Re: on Why= with keyword REV= et al

Michael J Hannah (mjhanna@sandia.gov)
Tue, 16 May 95 13:12:43 EDT

++ From: craig@passport.ca (Craig Hubley)
++ Date: Tue, 16 May 95 04:18:05 EDT

++ The fact that so many people confuse these issues makes me think that
++ we should follow Ian's suggestion, add an ACTION attribute to the LINK
++ and A tags, and separate once and for all the *author's idea of the
++ relationship* from the *browser's visual presentation of that same
++ relationship*. There is value in keeping the two together, but with
++ no universal mechanism for binding several presentation functions to
++ the same abstract relationship, it's probably hopeless.

I completely agree that we need to separate the *author's idea of the
relationship* from the *browser's visual presentation of that same
relationship* I agree that this concept leads to a separate attribute.
As Murry Maloney has taught me, it is necessary for this standard to
keep a clear separation between markings to identify kinds of
information, and markings guiding presentation.

I disagree on the spelling of the attribute.

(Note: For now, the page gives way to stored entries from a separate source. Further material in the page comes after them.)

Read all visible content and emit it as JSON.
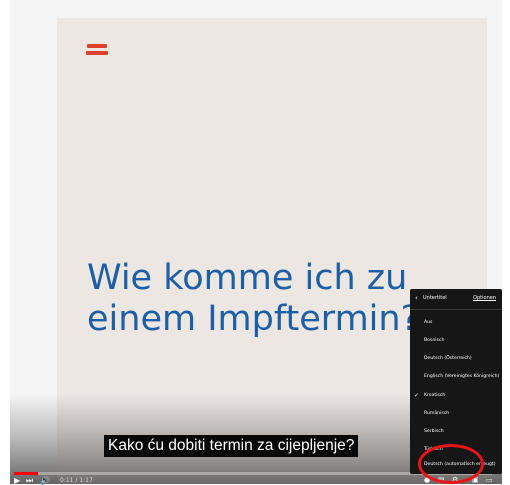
{
  "video": {
    "title_line1": "Wie komme ich zu",
    "title_line2": "einem Impftermin?",
    "caption": "Kako ću dobiti termin za cijepljenje?",
    "progress": 0.05,
    "time": "0:11 / 1:17",
    "brand_color": "#e2402b",
    "title_color": "#1d5fa6"
  },
  "controls": {
    "play_icon": "play-icon",
    "next_icon": "next-icon",
    "volume_icon": "volume-icon"
  },
  "subtitles_menu": {
    "back_icon": "chevron-left-icon",
    "title": "Untertitel",
    "options_label": "Optionen",
    "items": [
      {
        "label": "Aus",
        "selected": false
      },
      {
        "label": "Bosnisch",
        "selected": false
      },
      {
        "label": "Deutsch (Österreich)",
        "selected": false
      },
      {
        "label": "Englisch (Vereinigtes Königreich)",
        "selected": false
      },
      {
        "label": "Kroatisch",
        "selected": true
      },
      {
        "label": "Rumänisch",
        "selected": false
      },
      {
        "label": "Serbisch",
        "selected": false
      },
      {
        "label": "Türkisch",
        "selected": false
      },
      {
        "label": "Deutsch (automatisch erzeugt)",
        "selected": false
      }
    ]
  },
  "highlight_color": "#e81416"
}
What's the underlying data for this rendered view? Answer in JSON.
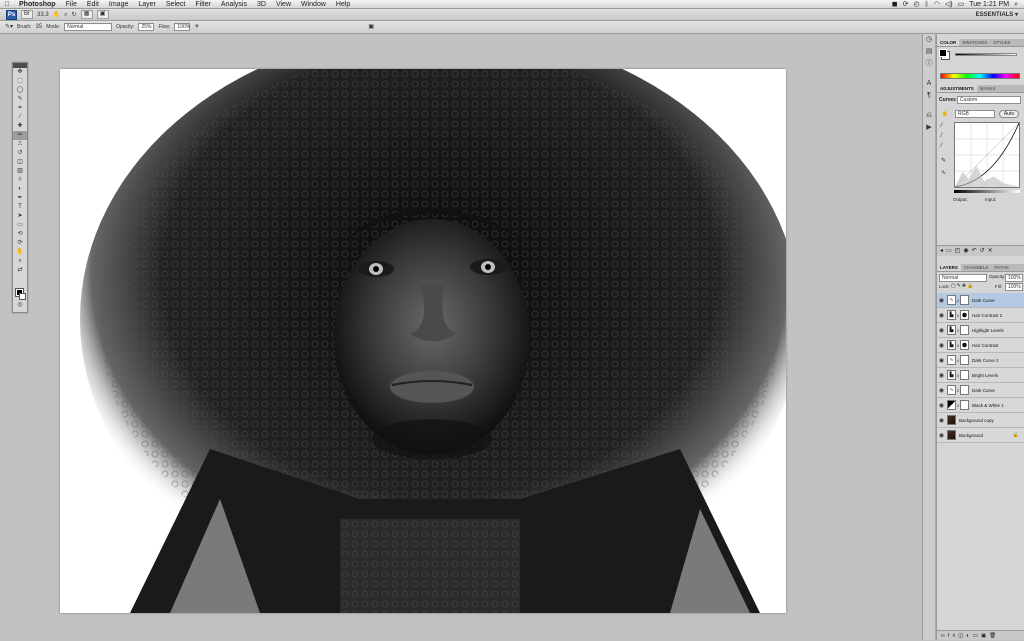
{
  "menubar": {
    "apple": "",
    "items": [
      "Photoshop",
      "File",
      "Edit",
      "Image",
      "Layer",
      "Select",
      "Filter",
      "Analysis",
      "3D",
      "View",
      "Window",
      "Help"
    ],
    "clock": "Tue 1:21 PM"
  },
  "appbar": {
    "logo": "Ps",
    "zoom": "33.3",
    "workspace": "ESSENTIALS ▾"
  },
  "options": {
    "brush_label": "Brush:",
    "brush_size": "35",
    "mode_label": "Mode:",
    "mode_value": "Normal",
    "opacity_label": "Opacity:",
    "opacity_value": "25%",
    "flow_label": "Flow:",
    "flow_value": "100%"
  },
  "panels": {
    "color_tabs": [
      "COLOR",
      "SWATCHES",
      "STYLES"
    ],
    "adj_tabs": [
      "ADJUSTMENTS",
      "MASKS"
    ],
    "curves_label": "Curves",
    "preset_value": "Custom",
    "channel_value": "RGB",
    "auto_label": "Auto",
    "output_label": "Output:",
    "input_label": "Input:",
    "layer_tabs": [
      "LAYERS",
      "CHANNELS",
      "PATHS"
    ],
    "blend_value": "Normal",
    "opacity_label": "Opacity:",
    "opacity_value": "100%",
    "lock_label": "Lock:",
    "fill_label": "Fill:",
    "fill_value": "100%"
  },
  "layers": [
    {
      "name": "Dark Curve",
      "selected": true
    },
    {
      "name": "Hair Contrast 2"
    },
    {
      "name": "Highlight Levels"
    },
    {
      "name": "Hair Contrast"
    },
    {
      "name": "Dark Curve 2"
    },
    {
      "name": "Bright Levels"
    },
    {
      "name": "Dark Curve"
    },
    {
      "name": "Black & White 1"
    },
    {
      "name": "Background copy"
    },
    {
      "name": "Background"
    }
  ],
  "colors": {
    "ps_blue": "#2a5ea8",
    "selection": "#b5c8e4"
  }
}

It seems to me HTML has
already defined an attribute for the purpose of guiding the *browser's
visual presentation" and its spelling is CLASS. Unfortunately, since
REL exists in both LINK and A, and the A element already has a CLASS
attribute for a different purpose, I propose the spelling of this
attribute as RELCLASS. Of course, if we keep both REL and REV we will
need both RELCLASS and REVCLASS. That would have been necessary anyway
because the author may wish to guide the *browser's visual presentation
of the relationship* differently for REL and REV.

Use of the spelling ???CLASS will, I believe, be an automatic indicator
that this is presentation guidelines, and suggest that a companion
style guide would deal with the method of presentation.

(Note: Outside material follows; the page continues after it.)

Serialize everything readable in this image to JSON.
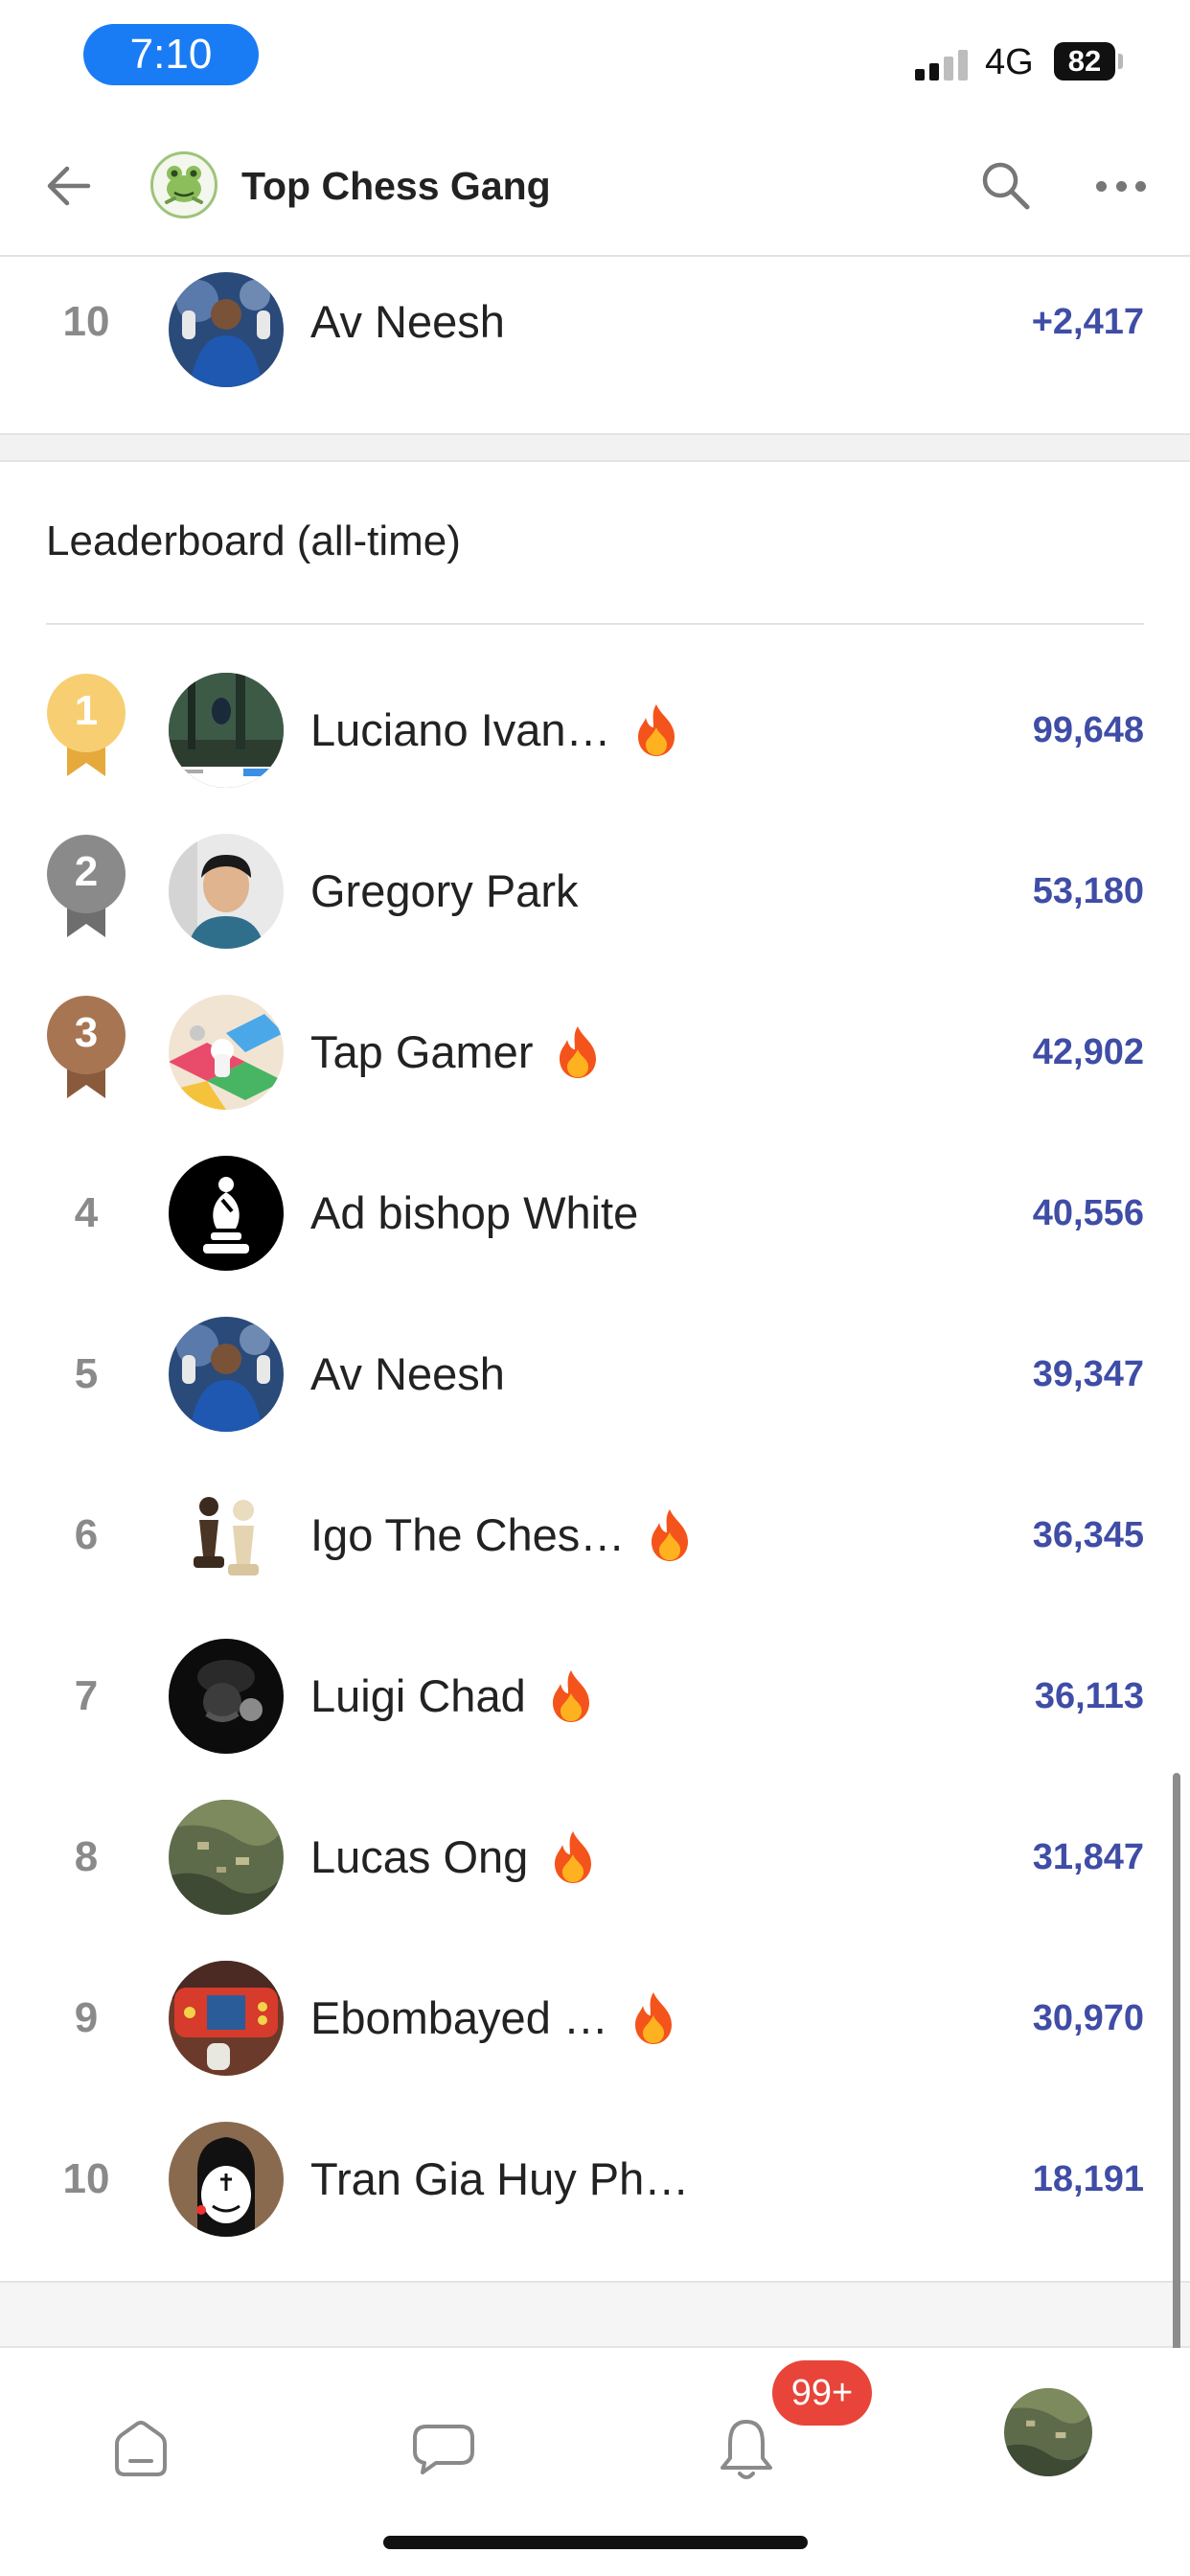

I think we should keep the strong separation of presentation information
in the style guide, and information markings in the HTML, with CLASS
being the coordination point.

++ From: Peter Flynn <pflynn@curia.ucc.ie>
++ But I don't see what <why> would do that <note role="reason"> wouldn't.
I also do not agree with the proposal to make WHY a keyword. I agree
with Peter that NOTE would be better, but let's keep with the existing
attribute CLASS. I don't see what role= would do that class= doesn't,
since the real point of either is presentation guidance.